The BVT continued to monitor a handful of mosques in Vienna suspected of preaching radicalism. Likewise, it continued to follow the activities of the Egyptian Islamic Jihad movement, certain radicalized converts to Islam, and suspected Afghan and Chechen extremists entering Austria as asylum seekers.
Austria has about 23,000 Chechen refugees. According to counterterrorism experts, a small Vienna-based Chechen group serves as the European arm of the Chechen separatist movement headed by Dokku Umarov. The Vienna-based group is suspected of extorting money from the Chechen exile community in Austria.
In late 2008, domestic and international media reported a possible link between Austria and the terrorists responsible for the November 2008 attacks in Mumbai. As reported by the Indian newspaper "Indian Express" in 2008, one of the SIM cards used by one of the terrorists had been issued by a Vienna-based telecommunications company. An Austrian newspaper subsequently claimed the terrorists had communicated via a Voice-Over-Internet Server in Vienna.
As a non-permanent member of the UN Security Council, Austria chaired the al-Qa'ida and Taliban Sanctions Committee 1267. In this capacity, Austria sought "to place particular focus on observance of rule of law and human rights with terrorism suspects."
Vienna is the seat of the United Nations Office for Drugs and Crime (UNODC), and of the related Terrorism Prevention Branch (TPB). In 2009, Austria contributed US$ 825,000 to the UNODC. In October, together with a handful of other nations, Austria held a two-day counterterrorism networking workshop in Vienna, gathering representatives from 100 nations and 40 international organizations and UN units. In Afghanistan, Austria supported criminal law and criminal justice capacity building programs. Austria worked with the UNODC and the EU to establish more effective border control checkpoints along the Afghan-Iranian border.

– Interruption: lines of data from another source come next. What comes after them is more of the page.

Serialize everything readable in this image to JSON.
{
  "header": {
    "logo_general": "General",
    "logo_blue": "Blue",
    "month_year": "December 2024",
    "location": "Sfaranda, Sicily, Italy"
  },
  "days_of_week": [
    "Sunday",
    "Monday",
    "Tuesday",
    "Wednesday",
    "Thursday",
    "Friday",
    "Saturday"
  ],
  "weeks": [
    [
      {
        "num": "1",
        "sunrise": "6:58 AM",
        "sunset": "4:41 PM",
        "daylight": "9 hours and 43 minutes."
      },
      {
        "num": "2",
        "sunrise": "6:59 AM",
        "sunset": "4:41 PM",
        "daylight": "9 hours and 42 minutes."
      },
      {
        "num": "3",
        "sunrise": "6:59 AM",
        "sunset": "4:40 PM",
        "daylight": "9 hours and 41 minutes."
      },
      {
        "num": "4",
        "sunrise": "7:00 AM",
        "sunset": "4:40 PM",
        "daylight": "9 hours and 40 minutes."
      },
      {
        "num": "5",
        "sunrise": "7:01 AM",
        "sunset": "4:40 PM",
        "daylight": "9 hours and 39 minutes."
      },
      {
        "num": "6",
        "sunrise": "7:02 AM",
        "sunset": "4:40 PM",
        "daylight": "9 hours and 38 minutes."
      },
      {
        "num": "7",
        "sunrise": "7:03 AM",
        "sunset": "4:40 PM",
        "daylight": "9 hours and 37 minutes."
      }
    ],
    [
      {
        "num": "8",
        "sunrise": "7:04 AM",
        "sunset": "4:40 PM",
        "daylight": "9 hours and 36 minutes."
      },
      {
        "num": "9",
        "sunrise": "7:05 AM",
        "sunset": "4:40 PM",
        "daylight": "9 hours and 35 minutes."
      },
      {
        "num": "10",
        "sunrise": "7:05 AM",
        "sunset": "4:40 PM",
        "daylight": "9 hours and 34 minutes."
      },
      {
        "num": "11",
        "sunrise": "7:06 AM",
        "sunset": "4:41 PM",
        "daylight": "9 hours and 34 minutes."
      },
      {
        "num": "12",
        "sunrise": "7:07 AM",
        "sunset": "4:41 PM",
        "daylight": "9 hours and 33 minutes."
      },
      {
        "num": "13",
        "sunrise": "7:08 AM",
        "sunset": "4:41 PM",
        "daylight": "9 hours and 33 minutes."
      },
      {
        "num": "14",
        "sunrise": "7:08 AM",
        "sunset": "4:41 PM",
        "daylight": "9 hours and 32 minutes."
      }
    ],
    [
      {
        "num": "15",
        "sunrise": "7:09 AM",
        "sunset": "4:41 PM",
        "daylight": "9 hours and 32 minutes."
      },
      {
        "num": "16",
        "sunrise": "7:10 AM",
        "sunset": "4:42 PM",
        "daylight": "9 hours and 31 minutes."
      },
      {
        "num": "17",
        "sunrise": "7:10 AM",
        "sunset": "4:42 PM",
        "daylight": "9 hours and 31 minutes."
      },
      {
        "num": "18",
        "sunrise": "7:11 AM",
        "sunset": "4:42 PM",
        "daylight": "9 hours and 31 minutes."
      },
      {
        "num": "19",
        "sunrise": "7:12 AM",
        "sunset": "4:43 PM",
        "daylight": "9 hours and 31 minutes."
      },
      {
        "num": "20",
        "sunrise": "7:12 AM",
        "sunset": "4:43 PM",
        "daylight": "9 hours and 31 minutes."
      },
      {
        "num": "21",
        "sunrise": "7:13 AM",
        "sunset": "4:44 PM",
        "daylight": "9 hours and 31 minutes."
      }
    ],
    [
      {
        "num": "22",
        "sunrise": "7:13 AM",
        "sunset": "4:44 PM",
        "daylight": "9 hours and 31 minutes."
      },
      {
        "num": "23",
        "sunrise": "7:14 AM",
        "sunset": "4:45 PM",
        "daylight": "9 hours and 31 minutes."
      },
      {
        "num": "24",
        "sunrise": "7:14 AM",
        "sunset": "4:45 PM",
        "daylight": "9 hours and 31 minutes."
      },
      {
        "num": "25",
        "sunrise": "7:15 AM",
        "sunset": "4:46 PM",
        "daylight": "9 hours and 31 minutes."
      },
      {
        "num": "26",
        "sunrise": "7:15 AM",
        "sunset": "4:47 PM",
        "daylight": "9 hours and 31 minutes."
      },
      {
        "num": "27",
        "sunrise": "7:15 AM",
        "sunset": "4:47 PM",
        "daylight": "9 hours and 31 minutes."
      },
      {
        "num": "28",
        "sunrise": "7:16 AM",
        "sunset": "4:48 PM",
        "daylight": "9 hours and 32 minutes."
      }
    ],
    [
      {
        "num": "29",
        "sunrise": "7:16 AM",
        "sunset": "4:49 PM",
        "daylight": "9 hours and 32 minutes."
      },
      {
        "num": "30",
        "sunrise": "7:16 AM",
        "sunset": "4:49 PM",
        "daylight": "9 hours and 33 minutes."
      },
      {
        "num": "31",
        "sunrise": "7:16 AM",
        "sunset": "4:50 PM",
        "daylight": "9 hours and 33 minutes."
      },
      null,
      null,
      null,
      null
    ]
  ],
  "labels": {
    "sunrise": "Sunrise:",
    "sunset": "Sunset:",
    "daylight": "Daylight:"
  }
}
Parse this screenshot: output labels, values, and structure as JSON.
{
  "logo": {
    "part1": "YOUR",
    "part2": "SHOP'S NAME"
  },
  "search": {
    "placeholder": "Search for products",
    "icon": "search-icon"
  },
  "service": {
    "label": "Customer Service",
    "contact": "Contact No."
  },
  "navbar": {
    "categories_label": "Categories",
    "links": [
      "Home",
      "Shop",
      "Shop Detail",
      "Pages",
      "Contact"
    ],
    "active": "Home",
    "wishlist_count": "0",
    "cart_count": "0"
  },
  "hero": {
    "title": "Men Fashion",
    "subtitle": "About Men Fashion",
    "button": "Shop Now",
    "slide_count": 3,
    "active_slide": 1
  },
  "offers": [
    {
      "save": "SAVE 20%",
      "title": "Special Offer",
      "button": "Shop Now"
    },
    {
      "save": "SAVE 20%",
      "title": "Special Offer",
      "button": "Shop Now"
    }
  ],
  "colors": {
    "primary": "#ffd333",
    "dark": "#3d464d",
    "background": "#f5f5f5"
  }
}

Austria continued its participation in the Salzburg Forum, a regular meeting platform of interior ministers from Austria, the Czech Republic, Slovakia, Poland, Hungary, Italy, Romania, and Bulgaria designed to fight terrorism and organized crime in the region. Similarly, the Austrian government worked throughout the year to promote and expand the Pruem Treaty, under which the seven EU signatory states share information from their police databases. The treaty, which involves the exchange of DNA, fingerprint, and vehicle data, was designed, in part, to identify terrorism suspects.